Style Setters | Van Cleef & Arpels at the Cooper-Hewitt
Tino HammidVan Cleef & Arpels 1952 yellow gold and diamond zip necklace, California Collection.
In the late 1930s, the Duchess of Windsor proposed a fashionably
novel and, for the time, technologically complex idea to Van Cleef &
Arpels: make her a piece of jewelry that zips. More than a decade
later, the duchess got her wish. “The necklace that resulted was really a
kind of partnership,” says Sarah Coffin, the curator of the
Cooper-Hewitt National Design Museum. “This wasn’t just a little
brooch,” she says, noting the necklace’s intricacy and the intervening
war, which brought French jewelry production to a near standstill. This
piece and many other diamond-encrusted feats of ingenuity will be on
display at the Cooper-Hewitt from Feb. 18 to June 5 as part of “Set in
Style: The Jewelry of Van Cleef & Arpels.”
In addition to the American-born duchess, Van Cleef’s clients
included Jackie Kennedy and Grace Kelly, whose tiara, and diamond,
platinum and cultured pearl engagement set are included in the show.

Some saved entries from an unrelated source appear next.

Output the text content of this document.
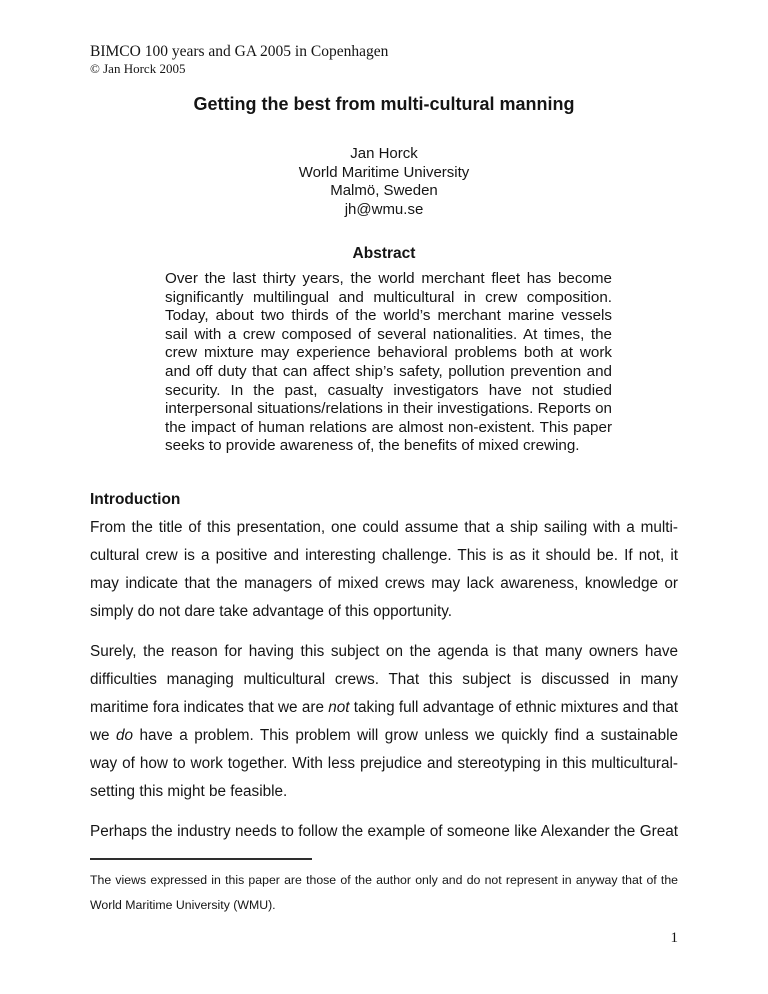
BIMCO 100 years and GA 2005 in Copenhagen
© Jan Horck 2005
Getting the best from multi-cultural manning
Jan Horck
World Maritime University
Malmö, Sweden
jh@wmu.se
Abstract

Over the last thirty years, the world merchant fleet has become significantly multilingual and multicultural in crew composition. Today, about two thirds of the world’s merchant marine vessels sail with a crew composed of several nationalities. At times, the crew mixture may experience behavioral problems both at work and off duty that can affect ship’s safety, pollution prevention and security. In the past, casualty investigators have not studied interpersonal situations/relations in their investigations. Reports on the impact of human relations are almost non-existent. This paper seeks to provide awareness of, the benefits of mixed crewing.

Introduction

From the title of this presentation, one could assume that a ship sailing with a multi-cultural crew is a positive and interesting challenge. This is as it should be. If not, it may indicate that the managers of mixed crews may lack awareness, knowledge or simply do not dare take advantage of this opportunity.

Surely, the reason for having this subject on the agenda is that many owners have difficulties managing multicultural crews. That this subject is discussed in many maritime fora indicates that we are not taking full advantage of ethnic mixtures and that we do have a problem. This problem will grow unless we quickly find a sustainable way of how to work together. With less prejudice and stereotyping in this multicultural-setting this might be feasible.

Perhaps the industry needs to follow the example of someone like Alexander the Great

The views expressed in this paper are those of the author only and do not represent in anyway that of the World Maritime University (WMU).

1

More recent Van Cleef converts, like Lisa Maria Falcone and Iris Cantor,
loaned the museum Mystery-set pieces from their own private
collections. (See Cantor’s ruby, sapphire, and diamond American
Bicentennial brooch, in which matched gemstones are grooved and set in
channels, rendering the setting invisible.) That said, Coffin says she
hopes the glittering gems don’t outshine Van Cleef’s technical prowess.
The objects are “glamorous, of course,” she says, “but you can also
appreciate the fact that somebody’s actually asked, ‘What can this do?’ ”
“Set in Style: The Jewelry of Van Cleef & Arpels” is at the Cooper-Hewitt National Design Museum from Feb. 18 to June 5; cooperhewitt.org.